Solar Technology Future

For further information on this subject, one might consult the detailed material provided by MIT – the result of their study on solar energy from their series of initiatives “Future of”.
Another material, which on the other side advises a more precautionary, less enthusiastic attitude towards this type of alternative energy, brings into discussion the economic perspective– the validity of solar power, when all costs are taken into consideration. The situation considers the technological means available in 2012 – but, as we’ve seen in our article, the steps in developing photovoltaic technology have not been huge. Without public subsidies, and without disposing of revolutionary means to reduce the producing costs – solar energy is just not competitive yet.

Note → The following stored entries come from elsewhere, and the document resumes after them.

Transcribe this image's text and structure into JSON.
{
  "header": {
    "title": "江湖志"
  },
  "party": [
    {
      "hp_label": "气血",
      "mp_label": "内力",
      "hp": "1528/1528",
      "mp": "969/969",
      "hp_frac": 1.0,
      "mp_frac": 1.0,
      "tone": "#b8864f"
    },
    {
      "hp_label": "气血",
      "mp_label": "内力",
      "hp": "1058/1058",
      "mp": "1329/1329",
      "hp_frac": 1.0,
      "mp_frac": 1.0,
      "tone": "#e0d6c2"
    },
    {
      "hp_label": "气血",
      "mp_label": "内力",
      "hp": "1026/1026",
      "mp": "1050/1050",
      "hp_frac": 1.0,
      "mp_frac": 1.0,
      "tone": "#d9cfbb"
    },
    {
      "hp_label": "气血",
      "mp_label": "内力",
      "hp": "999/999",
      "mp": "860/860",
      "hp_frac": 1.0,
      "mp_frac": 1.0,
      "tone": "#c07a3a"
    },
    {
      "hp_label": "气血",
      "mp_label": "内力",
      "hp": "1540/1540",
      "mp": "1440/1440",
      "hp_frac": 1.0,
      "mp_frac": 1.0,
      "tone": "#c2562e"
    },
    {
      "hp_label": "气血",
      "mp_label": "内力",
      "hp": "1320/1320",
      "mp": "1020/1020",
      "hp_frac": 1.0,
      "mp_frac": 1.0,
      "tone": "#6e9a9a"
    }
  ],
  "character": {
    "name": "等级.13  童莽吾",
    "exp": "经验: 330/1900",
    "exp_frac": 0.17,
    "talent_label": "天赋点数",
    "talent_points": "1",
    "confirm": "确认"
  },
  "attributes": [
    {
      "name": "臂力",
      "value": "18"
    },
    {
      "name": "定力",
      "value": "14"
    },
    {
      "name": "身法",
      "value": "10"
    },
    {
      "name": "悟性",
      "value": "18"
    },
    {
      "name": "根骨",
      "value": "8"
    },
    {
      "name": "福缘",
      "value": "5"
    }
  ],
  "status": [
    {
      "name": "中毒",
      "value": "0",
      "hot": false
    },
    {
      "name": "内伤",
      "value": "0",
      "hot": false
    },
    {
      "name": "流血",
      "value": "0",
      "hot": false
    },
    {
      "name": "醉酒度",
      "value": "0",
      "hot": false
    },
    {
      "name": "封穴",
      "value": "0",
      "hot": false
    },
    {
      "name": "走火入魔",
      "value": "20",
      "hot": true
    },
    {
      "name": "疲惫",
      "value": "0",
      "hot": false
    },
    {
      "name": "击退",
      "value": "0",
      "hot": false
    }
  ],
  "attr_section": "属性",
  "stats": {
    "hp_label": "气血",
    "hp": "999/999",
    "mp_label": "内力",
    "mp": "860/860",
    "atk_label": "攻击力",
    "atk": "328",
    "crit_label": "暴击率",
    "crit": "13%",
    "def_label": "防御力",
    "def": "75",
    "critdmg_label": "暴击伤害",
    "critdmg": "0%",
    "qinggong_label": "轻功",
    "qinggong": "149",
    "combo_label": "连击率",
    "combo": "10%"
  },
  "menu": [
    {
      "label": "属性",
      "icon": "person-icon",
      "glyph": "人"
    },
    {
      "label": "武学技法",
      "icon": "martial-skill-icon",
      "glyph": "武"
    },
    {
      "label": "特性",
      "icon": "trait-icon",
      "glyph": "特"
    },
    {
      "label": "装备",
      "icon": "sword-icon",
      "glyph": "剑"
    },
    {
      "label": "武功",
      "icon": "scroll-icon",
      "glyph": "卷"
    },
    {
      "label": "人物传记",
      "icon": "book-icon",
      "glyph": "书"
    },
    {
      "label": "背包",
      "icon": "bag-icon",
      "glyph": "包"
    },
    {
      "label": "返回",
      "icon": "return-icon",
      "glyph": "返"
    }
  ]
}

An updated global statistic incorporated in an opinion featured on Fortune paints a more optimistic image: by 2014, 40 GW of global solar photovoltaics (PV) could in theory power almost 6 million American homes. Bloomberg estimates 600GW of solar PV by 2020, and 1,900GW by 2030. An interesting piece of information here would also be the one about using solar energy to power up mobile phones, surpassing the lack of a modern energy grid in some areas on the globe.

With all the recent talk about global wireless Internet, it makes sense that an energy source it needed to power up the devices used in remote places or in areas that have no conventional energy grid. Thus, mobility everywhere also depends on flexible, less conventional energy sources. To sum up, both urban office buildings and isolated device users might benefit from such energy systems becoming reality.